- Centenas de pessoas concentraram-se em frente ao Palácio de Belém, em Lisboa, para protestar contra e a favor de Lula da Silva, durante a visita de terça-feira a Portugal; o protesto contra o presidente brasileiro foi organizado pelo Chega.
- O líder do Chega, André Ventura, juntou-se à manifestação por volta das 13 horas, usando uma t‑shirt branca com a inscrição do partido; garantiu que a presença de Lula na Europa deve ser debatida, citando corrupção e a abertura de portas a “criminosos”.
- Ventura afirmou que, na política, “não pode valer tudo” e comparou criticamente com a receção de líderes de outros países; disse que evitaria receber “corruptos” em Portugal.
- Vários deputados e dirigentes do Chega discursaram, criticando Lula da Silva e também o Presidente da República, António José Seguro, pela receção em Portugal; participaram cidadãos brasileiros e um pastor evangélico.
- Entre as intervenções, houve elogios aos trabalhadores brasileiros que vivem em Portugal e críticas ao que o Chega entende como conluio entre o PS e “terroristas” e ditadores, com referências a figuras internacionais.
Centenas de pessoas reuniram-se em frente ao Palácio de Belém, em Lisboa, para manifestações a favor e contra Lula da Silva, durante a visita de hoje a Portugal. O protesto foi organizado pelo Chega.
O líder do Chega, André Ventura, juntou-se ao protesto perto das 13h, trajando uma t-shirt branca do partido com uma inscrição nas costas. Manifestantes pediram fotografias, houve também quem expressasse discordância com a iniciativa.
Ventura afirmou que o Chega atua sempre que Lula visita o país, defendendo que se combate a corrupção e que não se pode receber quem é apresentado como corrupto. Comparou ainda com a recusa de receber líderes de regimes controversos.
Questionado sobre a hipótese de receber Lula enquanto líder de Portugal, o dirigente disse que é de evitar a presença de figuras consideradas corruptas no país. Ventura planeava discursar num palco montado para o efeito.
Ao longo do evento, vários deputados e dirigentes do Chega subiram ao palco, acompanhados por cidadãos brasileiros e por um pastor evangélico, que tomaram intervenções públicas.

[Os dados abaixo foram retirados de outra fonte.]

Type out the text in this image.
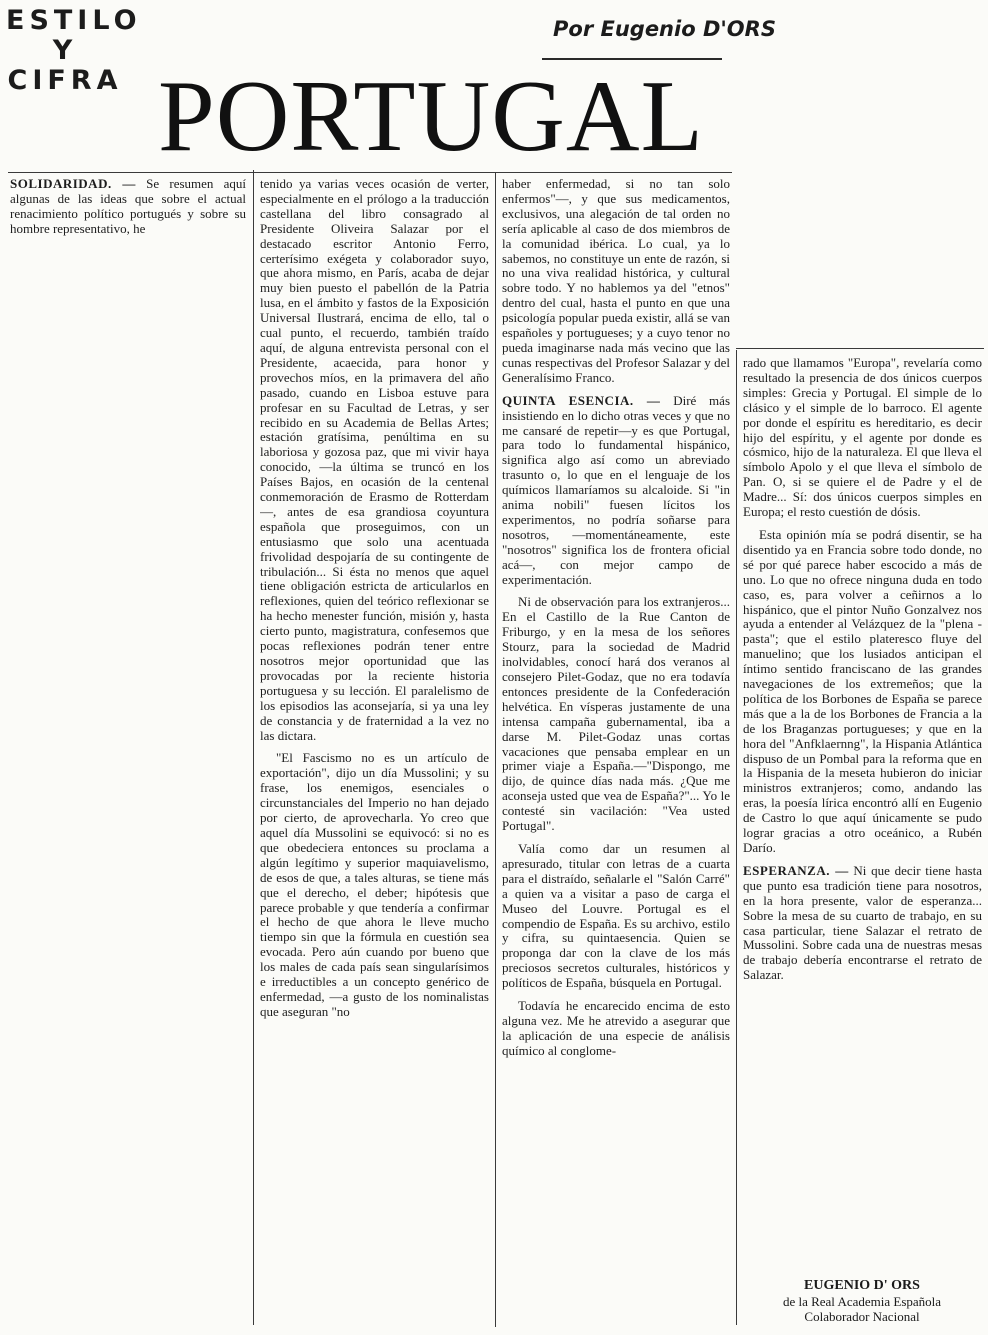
ESTILO
Y
CIFRA
Por Eugenio D'ORS
PORTUGAL

SOLIDARIDAD. — Se resumen aquí algunas de las ideas que sobre el actual renacimiento político portugués y sobre su hombre representativo, he

tenido ya varias veces ocasión de verter, especialmente en el prólogo a la traducción castellana del libro consagrado al Presidente Oliveira Salazar por el destacado escritor Antonio Ferro, certerísimo exégeta y colaborador suyo, que ahora mismo, en París, acaba de dejar muy bien puesto el pabellón de la Patria lusa, en el ámbito y fastos de la Exposición Universal Ilustrará, encima de ello, tal o cual punto, el recuerdo, también traído aquí, de alguna entrevista personal con el Presidente, acaecida, para honor y provechos míos, en la primavera del año pasado, cuando en Lisboa estuve para profesar en su Facultad de Letras, y ser recibido en su Academia de Bellas Artes; estación gratísima, penúltima en su laboriosa y gozosa paz, que mi vivir haya conocido, —la última se truncó en los Países Bajos, en ocasión de la centenal conmemoración de Erasmo de Rotterdam—, antes de esa grandiosa coyuntura española que proseguimos, con un entusiasmo que solo una acentuada frivolidad despojaría de su contingente de tribulación... Si ésta no menos que aquel tiene obligación estricta de articularlos en reflexiones, quien del teórico reflexionar se ha hecho menester función, misión y, hasta cierto punto, magistratura, confesemos que pocas reflexiones podrán tener entre nosotros mejor oportunidad que las provocadas por la reciente historia portuguesa y su lección. El paralelismo de los episodios las aconsejaría, si ya una ley de constancia y de fraternidad a la vez no las dictara.

"El Fascismo no es un artículo de exportación", dijo un día Mussolini; y su frase, los enemigos, esenciales o circunstanciales del Imperio no han dejado por cierto, de aprovecharla. Yo creo que aquel día Mussolini se equivocó: si no es que obedeciera entonces su proclama a algún legítimo y superior maquiavelismo, de esos de que, a tales alturas, se tiene más que el derecho, el deber; hipótesis que parece probable y que tendería a confirmar el hecho de que ahora le lleve mucho tiempo sin que la fórmula en cuestión sea evocada. Pero aún cuando por bueno que los males de cada país sean singularísimos e irreductibles a un concepto genérico de enfermedad, —a gusto de los nominalistas que aseguran "no

haber enfermedad, si no tan solo enfermos"—, y que sus medicamentos, exclusivos, una alegación de tal orden no sería aplicable al caso de dos miembros de la comunidad ibérica. Lo cual, ya lo sabemos, no constituye un ente de razón, si no una viva realidad histórica, y cultural sobre todo. Y no hablemos ya del "etnos" dentro del cual, hasta el punto en que una psicología popular pueda existir, allá se van españoles y portugueses; y a cuyo tenor no pueda imaginarse nada más vecino que las cunas respectivas del Profesor Salazar y del Generalísimo Franco.

QUINTA ESENCIA. — Diré más insistiendo en lo dicho otras veces y que no me cansaré de repetir—y es que Portugal, para todo lo fundamental hispánico, significa algo así como un abreviado trasunto o, lo que en el lenguaje de los químicos llamaríamos su alcaloide. Si "in anima nobili" fuesen lícitos los experimentos, no podría soñarse para nosotros, —momentáneamente, este "nosotros" significa los de frontera oficial acá—, con mejor campo de experimentación.

Ni de observación para los extranjeros... En el Castillo de la Rue Canton de Friburgo, y en la mesa de los señores Stourz, para la sociedad de Madrid inolvidables, conocí hará dos veranos al consejero Pilet-Godaz, que no era todavía entonces presidente de la Confederación helvética. En vísperas justamente de una intensa campaña gubernamental, iba a darse M. Pilet-Godaz unas cortas vacaciones que pensaba emplear en un primer viaje a España.—"Dispongo, me dijo, de quince días nada más. ¿Que me aconseja usted que vea de España?"... Yo le contesté sin vacilación: "Vea usted Portugal".

Valía como dar un resumen al apresurado, titular con letras de a cuarta para el distraído, señalarle el "Salón Carré" a quien va a visitar a paso de carga el Museo del Louvre. Portugal es el compendio de España. Es su archivo, estilo y cifra, su quintaesencia. Quien se proponga dar con la clave de los más preciosos secretos culturales, históricos y políticos de España, búsquela en Portugal.

Todavía he encarecido encima de esto alguna vez. Me he atrevido a asegurar que la aplicación de una especie de análisis químico al conglome-

rado que llamamos "Europa", revelaría como resultado la presencia de dos únicos cuerpos simples: Grecia y Portugal. El simple de lo clásico y el simple de lo barroco. El agente por donde el espíritu es hereditario, es decir hijo del espíritu, y el agente por donde es cósmico, hijo de la naturaleza. El que lleva el símbolo Apolo y el que lleva el símbolo de Pan. O, si se quiere el de Padre y el de Madre... Sí: dos únicos cuerpos simples en Europa; el resto cuestión de dósis.

Esta opinión mía se podrá disentir, se ha disentido ya en Francia sobre todo donde, no sé por qué parece haber escocido a más de uno. Lo que no ofrece ninguna duda en todo caso, es, para volver a ceñirnos a lo hispánico, que el pintor Nuño Gonzalvez nos ayuda a entender al Velázquez de la "plena - pasta"; que el estilo plateresco fluye del manuelino; que los lusiados anticipan el íntimo sentido franciscano de las grandes navegaciones de los extremeños; que la política de los Borbones de España se parece más que a la de los Borbones de Francia a la de los Braganzas portugueses; y que en la hora del "Anfklaernng", la Hispania Atlántica dispuso de un Pombal para la reforma que en la Hispania de la meseta hubieron do iniciar ministros extranjeros; como, andando las eras, la poesía lírica encontró allí en Eugenio de Castro lo que aquí únicamente se pudo lograr gracias a otro oceánico, a Rubén Darío.

ESPERANZA. — Ni que decir tiene hasta que punto esa tradición tiene para nosotros, en la hora presente, valor de esperanza... Sobre la mesa de su cuarto de trabajo, en su casa particular, tiene Salazar el retrato de Mussolini. Sobre cada una de nuestras mesas de trabajo debería encontrarse el retrato de Salazar.

EUGENIO D' ORS
de la Real Academia Española
Colaborador Nacional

Também houve críticas ao Presidente da República, António José Seguro, pela receção a Lula. O foco foi a relação entre o governo e a visita do líder brasileiro.
O presidente parlamentar Pedro Pinto assegurou que o Chega pretende manter Portugal aberto apenas aos brasileiros que trabalham, sugerindo que outros voltassem ao Brasil.
Bruno Nunes, deputado do Chega, insinuou que os desempregados presentes na outra manifestação podem voltar ao Brasil, argumentando que não têm desculpa para ficar em Portugal. Explicou ainda que a receção de Lula revela supostas ligações entre PS e figuras associadas a regimes violentos.
O deputado encerrou com uma referência crítica a figuras internacionais, mantendo o tom contestatário do conjunto da sessão. Não houve espaço para opiniões pessoais no texto.